# Cobia Rigs



## jgator286 (Aug 20, 2008)

What are your preferred rigs for cobia? Eeels? Soft baits? Jigs? Leaders or no leaders? Mono or braid? Just curious, havent done a ton of cobia fishing. Just wondering what people prefer


----------



## PA hillbilly (Jul 31, 2012)

http://shop.hogylures.com/category/0056/Pre-Rigged-Swimming-Jigs/1.html


----------



## tank1949 (Mar 23, 2012)

jgator286 said:


> What are your preferred rigs for cobia? Eeels? Soft baits? Jigs? Leaders or no leaders? Mono or braid? Just curious, havent done a ton of cobia fishing.
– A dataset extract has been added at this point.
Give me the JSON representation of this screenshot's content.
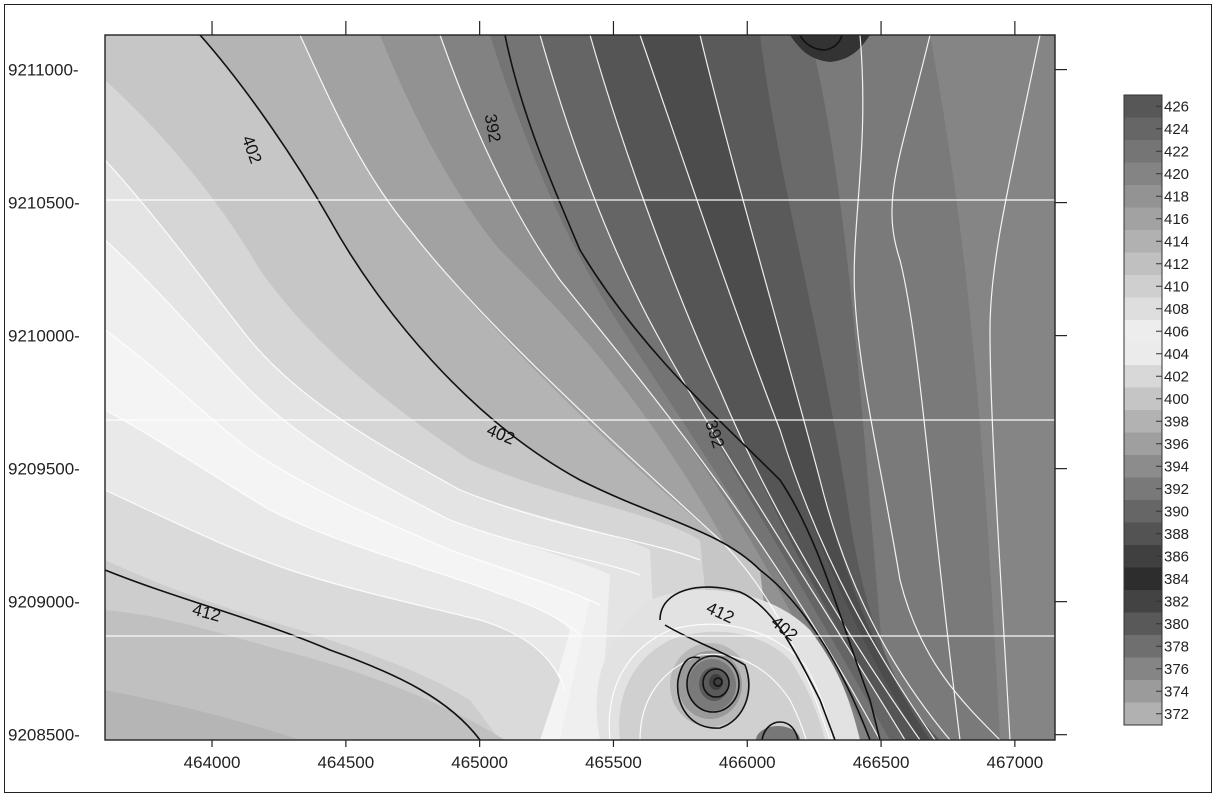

Just wondering what people prefer


 
live bait and flouracarbon leader. more leader if using braid. they can see braid, but damn you can cast it twice as far. good luck!


----------



## weedline (Aug 20, 2011)

u guys make it way to difficult its so simple most important is see the fish then present a jig or bait leading the fish 80% will eat as soon as the bait hits the water and they see it i fish 50 to 80 floro and always keep a no leader rod to throw at the fish that wont eat more baits more fish dont depend on eels and jigs have a plenty of finfish


----------